Réunion du 12 décembre 2012 à 16h30
Commission des affaires européennes

Photo issue du site de l'Assemblée nationale ou de WikipediaJoaquim Pueyo, co-rapporteur :

« L'Europe de la défense » est un terme utilisé en France : nos voisins européens lui préfèrent en général celui, sans doute plus explicite de « politique de sécurité et de défense commune » – PSDC – consacré par le Traité de Lisbonne en 2007. Il s'agit en effet non pas tant d'assurer la « défense de l'Europe », rôle dévolu en principe à l'OTAN, que de préserver les intérêts de l'Europe en matière de sécurité, où qu'ils soient menacés dans le monde.

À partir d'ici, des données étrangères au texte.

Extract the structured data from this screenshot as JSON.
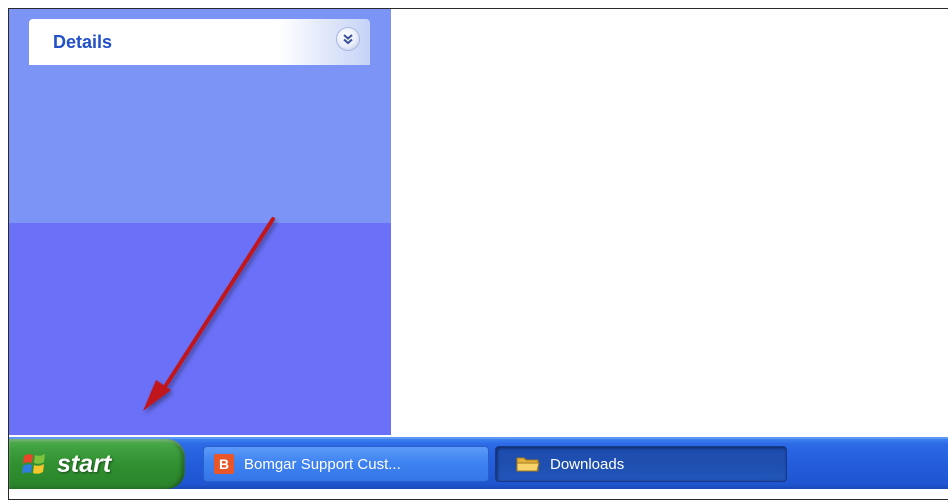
{
  "explorer": {
    "details_panel": {
      "title": "Details",
      "expand_icon": "double-chevron-down-icon"
    },
    "colors": {
      "taskpane_top": "#7b94f6",
      "taskpane_bottom": "#6a70f7",
      "details_title": "#2150c8",
      "arrow": "#c0171c"
    }
  },
  "taskbar": {
    "start_label": "start",
    "start_logo": "windows-flag-icon",
    "items": [
      {
        "label": "Bomgar Support Cust...",
        "icon": "bomgar-b-icon",
        "active": false
      },
      {
        "label": "Downloads",
        "icon": "folder-icon",
        "active": true
      }
    ],
    "colors": {
      "taskbar": "#235ddc",
      "start_button": "#3e9f3e"
    }
  }
}
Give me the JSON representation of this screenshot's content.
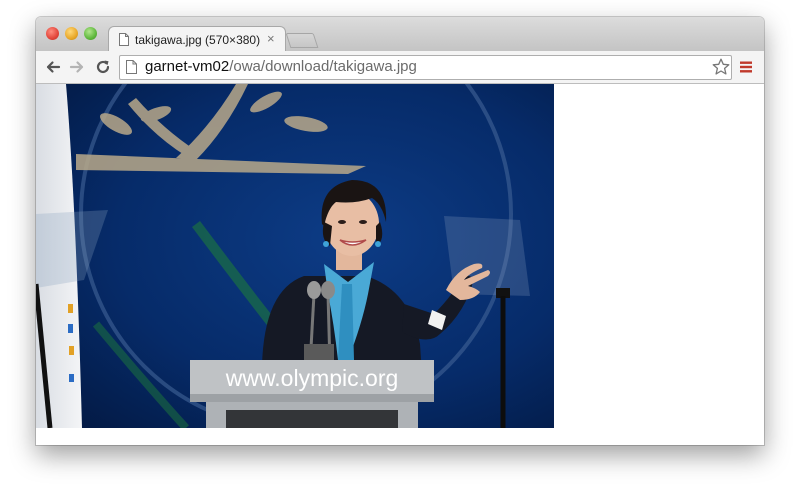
{
  "browser": {
    "tab": {
      "title": "takigawa.jpg (570×380)",
      "close_glyph": "×",
      "icon": "page-icon"
    },
    "address_bar": {
      "host": "garnet-vm02",
      "path": "/owa/download/takigawa.jpg",
      "page_icon": "page-icon"
    },
    "buttons": {
      "back": "back-arrow-icon",
      "forward": "forward-arrow-icon",
      "reload": "reload-icon",
      "bookmark": "star-icon",
      "menu": "hamburger-menu-icon"
    },
    "colors": {
      "menu_accent": "#c0392b",
      "titlebar": "#cfcfcf",
      "toolbar": "#f4f4f4"
    }
  },
  "image": {
    "podium_text": "www.olympic.org"
  }
}
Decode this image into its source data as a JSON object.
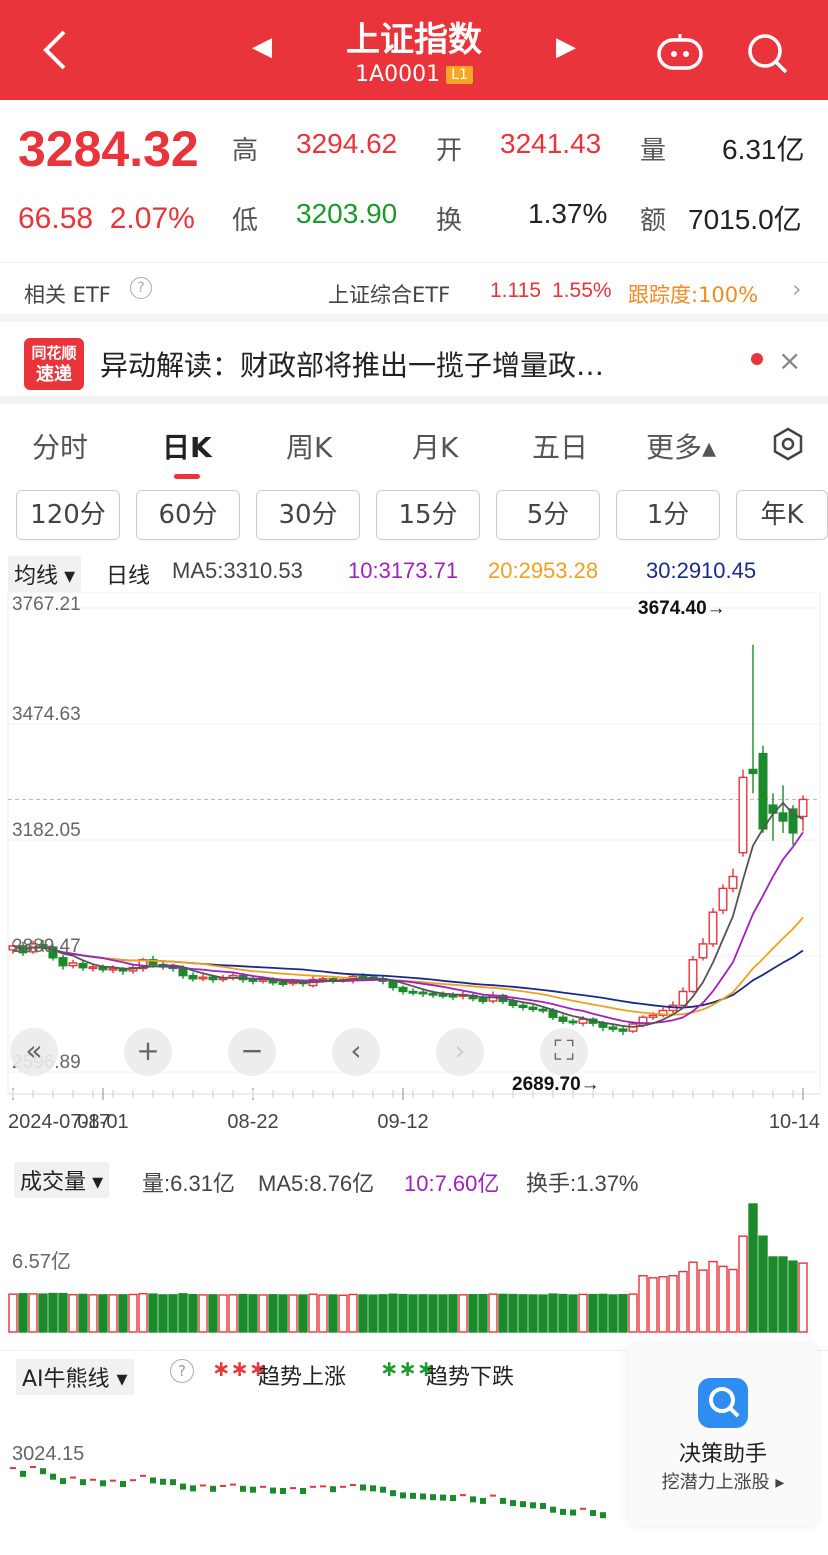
{
  "header": {
    "title": "上证指数",
    "code": "1A0001",
    "badge": "L1",
    "back_glyph": "‹",
    "prev_glyph": "◀",
    "next_glyph": "▶"
  },
  "quote": {
    "price": "3284.32",
    "change": "66.58",
    "change_pct": "2.07%",
    "high_label": "高",
    "high": "3294.62",
    "open_label": "开",
    "open": "3241.43",
    "volume_label": "量",
    "volume": "6.31亿",
    "low_label": "低",
    "low": "3203.90",
    "turnover_label": "换",
    "turnover": "1.37%",
    "amount_label": "额",
    "amount": "7015.0亿"
  },
  "etf": {
    "label": "相关 ETF",
    "name": "上证综合ETF",
    "price": "1.115",
    "pct": "1.55%",
    "tracking": "跟踪度:100%"
  },
  "news": {
    "logo_line1": "同花顺",
    "logo_line2": "速递",
    "text": "异动解读：财政部将推出一揽子增量政…"
  },
  "tabs": [
    {
      "label": "分时"
    },
    {
      "label": "日K"
    },
    {
      "label": "周K"
    },
    {
      "label": "月K"
    },
    {
      "label": "五日"
    },
    {
      "label": "更多▴"
    }
  ],
  "periods": [
    "120分",
    "60分",
    "30分",
    "15分",
    "5分",
    "1分",
    "年K"
  ],
  "ma": {
    "selector": "均线 ▾",
    "period": "日线",
    "ma5": "MA5:3310.53",
    "ma10": "10:3173.71",
    "ma20": "20:2953.28",
    "ma30": "30:2910.45"
  },
  "chart_data": {
    "type": "candlestick",
    "y_ticks": [
      "3767.21",
      "3474.63",
      "3182.05",
      "2889.47",
      "2596.89"
    ],
    "x_ticks": [
      "2024-07-17",
      "08-01",
      "08-22",
      "09-12",
      "10-14"
    ],
    "high_marker": "3674.40→",
    "low_marker": "2689.70→",
    "ylim": [
      2596.89,
      3767.21
    ],
    "candles": [
      {
        "o": 2905,
        "c": 2915,
        "h": 2925,
        "l": 2895
      },
      {
        "o": 2915,
        "c": 2898,
        "h": 2925,
        "l": 2890
      },
      {
        "o": 2900,
        "c": 2920,
        "h": 2928,
        "l": 2895
      },
      {
        "o": 2918,
        "c": 2910,
        "h": 2930,
        "l": 2900
      },
      {
        "o": 2912,
        "c": 2885,
        "h": 2916,
        "l": 2878
      },
      {
        "o": 2885,
        "c": 2865,
        "h": 2892,
        "l": 2855
      },
      {
        "o": 2865,
        "c": 2872,
        "h": 2880,
        "l": 2858
      },
      {
        "o": 2870,
        "c": 2860,
        "h": 2878,
        "l": 2852
      },
      {
        "o": 2860,
        "c": 2862,
        "h": 2870,
        "l": 2850
      },
      {
        "o": 2862,
        "c": 2855,
        "h": 2868,
        "l": 2848
      },
      {
        "o": 2855,
        "c": 2858,
        "h": 2866,
        "l": 2846
      },
      {
        "o": 2856,
        "c": 2852,
        "h": 2862,
        "l": 2842
      },
      {
        "o": 2852,
        "c": 2860,
        "h": 2870,
        "l": 2845
      },
      {
        "o": 2858,
        "c": 2880,
        "h": 2885,
        "l": 2850
      },
      {
        "o": 2880,
        "c": 2868,
        "h": 2890,
        "l": 2860
      },
      {
        "o": 2868,
        "c": 2862,
        "h": 2874,
        "l": 2855
      },
      {
        "o": 2862,
        "c": 2860,
        "h": 2870,
        "l": 2850
      },
      {
        "o": 2860,
        "c": 2840,
        "h": 2866,
        "l": 2832
      },
      {
        "o": 2840,
        "c": 2832,
        "h": 2848,
        "l": 2825
      },
      {
        "o": 2832,
        "c": 2836,
        "h": 2845,
        "l": 2826
      },
      {
        "o": 2836,
        "c": 2830,
        "h": 2842,
        "l": 2822
      },
      {
        "o": 2830,
        "c": 2834,
        "h": 2842,
        "l": 2824
      },
      {
        "o": 2834,
        "c": 2840,
        "h": 2848,
        "l": 2828
      },
      {
        "o": 2840,
        "c": 2830,
        "h": 2846,
        "l": 2822
      },
      {
        "o": 2830,
        "c": 2826,
        "h": 2838,
        "l": 2818
      },
      {
        "o": 2826,
        "c": 2830,
        "h": 2838,
        "l": 2820
      },
      {
        "o": 2830,
        "c": 2822,
        "h": 2836,
        "l": 2815
      },
      {
        "o": 2822,
        "c": 2820,
        "h": 2830,
        "l": 2812
      },
      {
        "o": 2820,
        "c": 2824,
        "h": 2832,
        "l": 2814
      },
      {
        "o": 2824,
        "c": 2820,
        "h": 2830,
        "l": 2812
      },
      {
        "o": 2815,
        "c": 2830,
        "h": 2838,
        "l": 2810
      },
      {
        "o": 2830,
        "c": 2832,
        "h": 2840,
        "l": 2822
      },
      {
        "o": 2832,
        "c": 2828,
        "h": 2838,
        "l": 2820
      },
      {
        "o": 2828,
        "c": 2830,
        "h": 2836,
        "l": 2822
      },
      {
        "o": 2828,
        "c": 2838,
        "h": 2845,
        "l": 2820
      },
      {
        "o": 2838,
        "c": 2836,
        "h": 2846,
        "l": 2828
      },
      {
        "o": 2836,
        "c": 2832,
        "h": 2842,
        "l": 2826
      },
      {
        "o": 2832,
        "c": 2826,
        "h": 2838,
        "l": 2818
      },
      {
        "o": 2826,
        "c": 2810,
        "h": 2830,
        "l": 2802
      },
      {
        "o": 2810,
        "c": 2800,
        "h": 2815,
        "l": 2792
      },
      {
        "o": 2800,
        "c": 2798,
        "h": 2808,
        "l": 2790
      },
      {
        "o": 2798,
        "c": 2795,
        "h": 2806,
        "l": 2786
      },
      {
        "o": 2795,
        "c": 2792,
        "h": 2802,
        "l": 2784
      },
      {
        "o": 2792,
        "c": 2790,
        "h": 2800,
        "l": 2782
      },
      {
        "o": 2790,
        "c": 2788,
        "h": 2798,
        "l": 2778
      },
      {
        "o": 2788,
        "c": 2792,
        "h": 2800,
        "l": 2780
      },
      {
        "o": 2790,
        "c": 2782,
        "h": 2796,
        "l": 2775
      },
      {
        "o": 2782,
        "c": 2775,
        "h": 2790,
        "l": 2768
      },
      {
        "o": 2776,
        "c": 2790,
        "h": 2800,
        "l": 2770
      },
      {
        "o": 2790,
        "c": 2775,
        "h": 2794,
        "l": 2768
      },
      {
        "o": 2775,
        "c": 2765,
        "h": 2782,
        "l": 2758
      },
      {
        "o": 2765,
        "c": 2760,
        "h": 2772,
        "l": 2752
      },
      {
        "o": 2760,
        "c": 2755,
        "h": 2766,
        "l": 2748
      },
      {
        "o": 2755,
        "c": 2752,
        "h": 2762,
        "l": 2745
      },
      {
        "o": 2752,
        "c": 2735,
        "h": 2758,
        "l": 2728
      },
      {
        "o": 2735,
        "c": 2725,
        "h": 2742,
        "l": 2718
      },
      {
        "o": 2725,
        "c": 2722,
        "h": 2732,
        "l": 2715
      },
      {
        "o": 2720,
        "c": 2730,
        "h": 2738,
        "l": 2712
      },
      {
        "o": 2730,
        "c": 2720,
        "h": 2735,
        "l": 2712
      },
      {
        "o": 2720,
        "c": 2710,
        "h": 2726,
        "l": 2700
      },
      {
        "o": 2710,
        "c": 2705,
        "h": 2716,
        "l": 2698
      },
      {
        "o": 2705,
        "c": 2700,
        "h": 2712,
        "l": 2690
      },
      {
        "o": 2700,
        "c": 2718,
        "h": 2725,
        "l": 2695
      },
      {
        "o": 2715,
        "c": 2735,
        "h": 2740,
        "l": 2710
      },
      {
        "o": 2735,
        "c": 2740,
        "h": 2748,
        "l": 2728
      },
      {
        "o": 2740,
        "c": 2752,
        "h": 2760,
        "l": 2735
      },
      {
        "o": 2752,
        "c": 2765,
        "h": 2775,
        "l": 2745
      },
      {
        "o": 2765,
        "c": 2800,
        "h": 2810,
        "l": 2760
      },
      {
        "o": 2800,
        "c": 2880,
        "h": 2890,
        "l": 2795
      },
      {
        "o": 2885,
        "c": 2920,
        "h": 2935,
        "l": 2878
      },
      {
        "o": 2920,
        "c": 3000,
        "h": 3010,
        "l": 2912
      },
      {
        "o": 3005,
        "c": 3060,
        "h": 3070,
        "l": 2995
      },
      {
        "o": 3060,
        "c": 3090,
        "h": 3110,
        "l": 3050
      },
      {
        "o": 3150,
        "c": 3340,
        "h": 3360,
        "l": 3140
      },
      {
        "o": 3360,
        "c": 3350,
        "h": 3674.4,
        "l": 3300
      },
      {
        "o": 3400,
        "c": 3210,
        "h": 3420,
        "l": 3200
      },
      {
        "o": 3270,
        "c": 3250,
        "h": 3300,
        "l": 3180
      },
      {
        "o": 3250,
        "c": 3230,
        "h": 3320,
        "l": 3200
      },
      {
        "o": 3260,
        "c": 3200,
        "h": 3270,
        "l": 3170
      },
      {
        "o": 3241.43,
        "c": 3284.32,
        "h": 3294.62,
        "l": 3203.9
      }
    ]
  },
  "volume": {
    "selector": "成交量 ▾",
    "vol": "量:6.31亿",
    "ma5": "MA5:8.76亿",
    "ma10": "10:7.60亿",
    "turnover": "换手:1.37%",
    "y_tick": "6.57亿"
  },
  "ai": {
    "selector": "AI牛熊线 ▾",
    "help": "?",
    "up_legend": "趋势上涨",
    "down_legend": "趋势下跌",
    "y_tick": "3024.15"
  },
  "helper": {
    "title": "决策助手",
    "sub": "挖潜力上涨股 ▸"
  },
  "colors": {
    "up": "#e8343a",
    "down": "#1a8a2a",
    "ma5": "#555555",
    "ma10": "#a020c0",
    "ma20": "#f0a020",
    "ma30": "#1a2a8a"
  }
}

La publication du nouveau Livre blanc étant prévue en janvier 2013, il nous a semblé primordial de rappeler, avant cette échéance, que les choix qui seront effectués pour l'avenir de la défense française devront impérativement prendre en compte sa dimension européenne.

Pourquoi une relance de « l'Europe de la défense » ? Cela signifie-t-il que celle-ci serait inexistante? Une certaine inertie jusqu'à présent, un échec récent, celui de la fusion entre EADS et BAE Systems, les restrictions budgétaires actuelles, qui affectent aussi la défense, pourraient conforter cette idée. Incontestablement pourtant ce constat est exagéré et nous espérons que le contenu du présent rapport contribuera à le démontrer. Il est vrai cependant que les potentialités de l'Europe de la défense sont, de l'avis de vos Rapporteurs largement sous-utilisées.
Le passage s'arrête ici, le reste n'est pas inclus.